## 1.Linear Regression

$\hat{y}=h_\theta(x)=\theta^Tx$ $J(\theta) = \frac{1}{2}\sum_{i}(h_\theta(x^i)-y^i)^2 = \frac{1}{2}\sum_i(\theta^Tx^i-y^i)^2$ $\frac{\partial J(\theta)}{\partial \theta} = \sum_i (h_\theta(x^i)-y^i)x^i$

## 2.Logistic Regression

$P(y=1|x)=h_\theta(x)=\frac{1}{1+\exp{(-\theta^Tx)} }$

where $$\sigma(z) = \frac{1}{1+\exp{-z} }$$ is called sigmoid or logistic function. $$h_\theta(x)$$ can be interpreted as the probability that $$y=1$$ .

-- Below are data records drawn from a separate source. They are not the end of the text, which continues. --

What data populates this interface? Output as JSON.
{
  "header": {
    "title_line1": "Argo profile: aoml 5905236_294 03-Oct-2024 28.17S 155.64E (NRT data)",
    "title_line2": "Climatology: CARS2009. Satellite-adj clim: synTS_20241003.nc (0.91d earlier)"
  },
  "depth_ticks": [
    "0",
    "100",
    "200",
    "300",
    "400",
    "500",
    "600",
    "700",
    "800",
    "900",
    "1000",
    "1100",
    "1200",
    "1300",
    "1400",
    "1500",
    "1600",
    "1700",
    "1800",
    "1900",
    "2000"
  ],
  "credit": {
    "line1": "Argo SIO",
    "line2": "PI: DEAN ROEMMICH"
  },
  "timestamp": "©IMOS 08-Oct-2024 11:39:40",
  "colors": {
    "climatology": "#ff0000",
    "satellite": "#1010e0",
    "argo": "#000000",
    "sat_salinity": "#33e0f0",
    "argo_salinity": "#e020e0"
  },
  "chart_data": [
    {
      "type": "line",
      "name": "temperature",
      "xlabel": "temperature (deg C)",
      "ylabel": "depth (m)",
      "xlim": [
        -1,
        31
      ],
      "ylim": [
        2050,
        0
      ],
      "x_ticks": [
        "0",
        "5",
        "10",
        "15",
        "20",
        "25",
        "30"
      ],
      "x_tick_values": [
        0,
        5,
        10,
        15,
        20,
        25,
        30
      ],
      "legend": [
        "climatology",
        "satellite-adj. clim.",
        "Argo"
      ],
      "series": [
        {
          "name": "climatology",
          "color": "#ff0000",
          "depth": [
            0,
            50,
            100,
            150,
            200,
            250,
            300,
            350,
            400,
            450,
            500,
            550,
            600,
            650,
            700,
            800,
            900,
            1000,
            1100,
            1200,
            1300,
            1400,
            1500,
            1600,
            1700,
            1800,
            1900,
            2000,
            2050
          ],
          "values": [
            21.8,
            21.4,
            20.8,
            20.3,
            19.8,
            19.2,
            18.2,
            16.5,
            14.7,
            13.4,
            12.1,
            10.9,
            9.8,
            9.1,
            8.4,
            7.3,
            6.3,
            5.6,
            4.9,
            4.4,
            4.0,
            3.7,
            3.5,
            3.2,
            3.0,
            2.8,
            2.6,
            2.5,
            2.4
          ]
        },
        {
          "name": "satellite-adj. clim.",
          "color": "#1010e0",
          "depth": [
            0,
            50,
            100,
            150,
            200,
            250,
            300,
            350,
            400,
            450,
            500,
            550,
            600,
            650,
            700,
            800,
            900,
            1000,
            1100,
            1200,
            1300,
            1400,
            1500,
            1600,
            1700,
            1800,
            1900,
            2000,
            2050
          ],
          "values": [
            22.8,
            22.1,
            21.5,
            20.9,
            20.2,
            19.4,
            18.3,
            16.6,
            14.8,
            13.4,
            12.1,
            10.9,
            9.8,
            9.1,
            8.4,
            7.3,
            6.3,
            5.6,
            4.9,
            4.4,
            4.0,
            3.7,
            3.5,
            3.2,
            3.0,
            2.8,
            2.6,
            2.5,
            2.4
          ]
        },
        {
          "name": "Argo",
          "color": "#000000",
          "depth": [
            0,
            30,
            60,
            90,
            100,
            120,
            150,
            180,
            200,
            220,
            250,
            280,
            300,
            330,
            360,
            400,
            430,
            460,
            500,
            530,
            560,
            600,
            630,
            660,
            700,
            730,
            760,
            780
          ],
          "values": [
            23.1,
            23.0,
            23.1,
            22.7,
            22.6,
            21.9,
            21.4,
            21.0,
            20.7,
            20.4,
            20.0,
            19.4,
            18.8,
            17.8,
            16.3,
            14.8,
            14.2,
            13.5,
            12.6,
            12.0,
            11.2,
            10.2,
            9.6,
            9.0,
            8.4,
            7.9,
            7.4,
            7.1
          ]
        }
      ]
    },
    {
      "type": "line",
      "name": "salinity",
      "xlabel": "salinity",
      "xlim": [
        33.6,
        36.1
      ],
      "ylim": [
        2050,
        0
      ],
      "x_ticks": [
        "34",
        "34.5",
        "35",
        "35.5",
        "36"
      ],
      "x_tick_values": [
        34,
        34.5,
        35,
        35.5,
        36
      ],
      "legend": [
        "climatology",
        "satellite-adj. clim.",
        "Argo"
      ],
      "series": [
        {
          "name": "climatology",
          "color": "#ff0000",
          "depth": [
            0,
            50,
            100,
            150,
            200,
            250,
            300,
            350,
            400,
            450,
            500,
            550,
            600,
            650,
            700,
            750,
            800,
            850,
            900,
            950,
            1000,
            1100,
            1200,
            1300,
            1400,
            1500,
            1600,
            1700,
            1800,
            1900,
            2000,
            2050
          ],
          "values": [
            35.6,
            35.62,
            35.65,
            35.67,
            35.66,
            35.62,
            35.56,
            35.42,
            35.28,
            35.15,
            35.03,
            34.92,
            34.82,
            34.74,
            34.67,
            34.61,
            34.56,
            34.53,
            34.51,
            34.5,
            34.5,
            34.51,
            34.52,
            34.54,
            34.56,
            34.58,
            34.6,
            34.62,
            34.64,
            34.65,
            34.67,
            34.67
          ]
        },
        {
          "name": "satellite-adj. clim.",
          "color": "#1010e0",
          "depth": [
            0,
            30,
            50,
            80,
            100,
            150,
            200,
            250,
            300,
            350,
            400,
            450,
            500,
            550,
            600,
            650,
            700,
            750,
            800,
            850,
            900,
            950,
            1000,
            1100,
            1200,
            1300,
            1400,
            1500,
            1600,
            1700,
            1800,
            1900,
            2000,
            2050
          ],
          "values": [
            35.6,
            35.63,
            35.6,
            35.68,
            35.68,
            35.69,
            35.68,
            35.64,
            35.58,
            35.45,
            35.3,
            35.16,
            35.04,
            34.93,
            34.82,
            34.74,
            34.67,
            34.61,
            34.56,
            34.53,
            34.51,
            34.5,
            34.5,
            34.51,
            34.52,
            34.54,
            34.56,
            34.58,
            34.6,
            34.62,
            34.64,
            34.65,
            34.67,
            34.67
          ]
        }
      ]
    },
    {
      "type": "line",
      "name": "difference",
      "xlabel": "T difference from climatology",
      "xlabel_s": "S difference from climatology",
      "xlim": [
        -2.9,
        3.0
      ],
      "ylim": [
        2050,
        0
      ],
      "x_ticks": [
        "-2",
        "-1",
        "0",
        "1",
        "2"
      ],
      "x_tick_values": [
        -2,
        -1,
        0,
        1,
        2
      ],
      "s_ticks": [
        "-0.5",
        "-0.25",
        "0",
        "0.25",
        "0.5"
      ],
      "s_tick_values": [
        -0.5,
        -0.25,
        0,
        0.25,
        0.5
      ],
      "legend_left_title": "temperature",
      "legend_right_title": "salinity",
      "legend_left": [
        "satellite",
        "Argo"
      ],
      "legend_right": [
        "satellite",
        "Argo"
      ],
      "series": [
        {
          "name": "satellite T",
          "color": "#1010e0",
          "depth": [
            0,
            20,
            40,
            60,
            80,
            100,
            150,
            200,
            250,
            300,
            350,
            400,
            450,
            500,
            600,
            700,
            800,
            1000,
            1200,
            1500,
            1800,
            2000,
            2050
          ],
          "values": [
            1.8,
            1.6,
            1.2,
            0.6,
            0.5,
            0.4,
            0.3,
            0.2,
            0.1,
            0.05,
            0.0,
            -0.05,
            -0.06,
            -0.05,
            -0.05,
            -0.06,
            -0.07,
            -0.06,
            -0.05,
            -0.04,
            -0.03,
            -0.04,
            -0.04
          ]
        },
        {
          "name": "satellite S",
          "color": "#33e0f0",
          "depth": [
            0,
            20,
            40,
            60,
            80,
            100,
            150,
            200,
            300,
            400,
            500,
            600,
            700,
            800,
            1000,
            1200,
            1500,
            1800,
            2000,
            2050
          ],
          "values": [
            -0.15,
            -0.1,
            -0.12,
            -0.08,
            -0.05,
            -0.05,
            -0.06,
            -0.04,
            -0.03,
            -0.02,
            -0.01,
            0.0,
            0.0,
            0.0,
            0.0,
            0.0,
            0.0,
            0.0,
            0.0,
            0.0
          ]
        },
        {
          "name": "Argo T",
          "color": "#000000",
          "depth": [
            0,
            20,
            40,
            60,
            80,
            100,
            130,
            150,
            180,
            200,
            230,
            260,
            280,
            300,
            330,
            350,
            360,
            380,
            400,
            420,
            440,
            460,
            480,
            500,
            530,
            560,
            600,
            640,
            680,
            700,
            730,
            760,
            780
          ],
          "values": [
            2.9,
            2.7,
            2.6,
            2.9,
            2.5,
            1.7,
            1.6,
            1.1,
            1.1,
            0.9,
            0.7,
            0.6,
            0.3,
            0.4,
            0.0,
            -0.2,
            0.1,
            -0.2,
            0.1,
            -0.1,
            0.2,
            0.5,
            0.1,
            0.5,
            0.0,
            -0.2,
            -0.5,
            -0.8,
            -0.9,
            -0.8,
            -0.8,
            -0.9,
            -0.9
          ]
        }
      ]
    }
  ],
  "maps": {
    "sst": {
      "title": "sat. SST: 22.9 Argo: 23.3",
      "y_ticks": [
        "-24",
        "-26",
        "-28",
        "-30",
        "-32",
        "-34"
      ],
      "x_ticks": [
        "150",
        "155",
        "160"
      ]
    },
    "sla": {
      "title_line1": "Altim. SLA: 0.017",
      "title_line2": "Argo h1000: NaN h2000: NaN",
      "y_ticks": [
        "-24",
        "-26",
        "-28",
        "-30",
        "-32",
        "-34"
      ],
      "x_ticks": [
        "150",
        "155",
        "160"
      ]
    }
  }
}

$J(\theta) = -\sum_i(y^i log(h_\theta(x^i))+(1-y^i)log(1-h_\theta(x^i)))$ $\frac{\partial J(\theta)}{\partial \theta} = \sum_i (h_\theta(x^i)-y^i)x^i$

Logistic回归可以看作是用sigmoid函数归一化的线性回归。

## 3.Softmax Regression

$h_\theta(x) = \frac{1}{\sum^K_{j=1}\exp{({\theta^j}^Tx)} } \left[\begin{array}{c}\exp{({\theta^1}^Tx)}\\ \exp{({\theta^2}^Tx)}\\ \vdots\\ \exp{({\theta^K}^Tx)}\end{array}\right]$ $J(\theta) = -[\sum_{i=1}^M\sum_{k=1}^K\textbf{1}(y^i=k)log\frac{\exp({\theta^k}^Tx^i)}{\sum_{j=1}^K\exp{ {\theta^j}^Tx^i} }]$ $\frac{\partial J(\theta)}{\partial \theta^k} = -\sum^M_{i=1}[\textbf{1}(y^i=k)-\frac{\exp({\theta^k}^Tx^i)}{\sum_{j=1}^K\exp{ {\theta^j}^Tx^i} }]$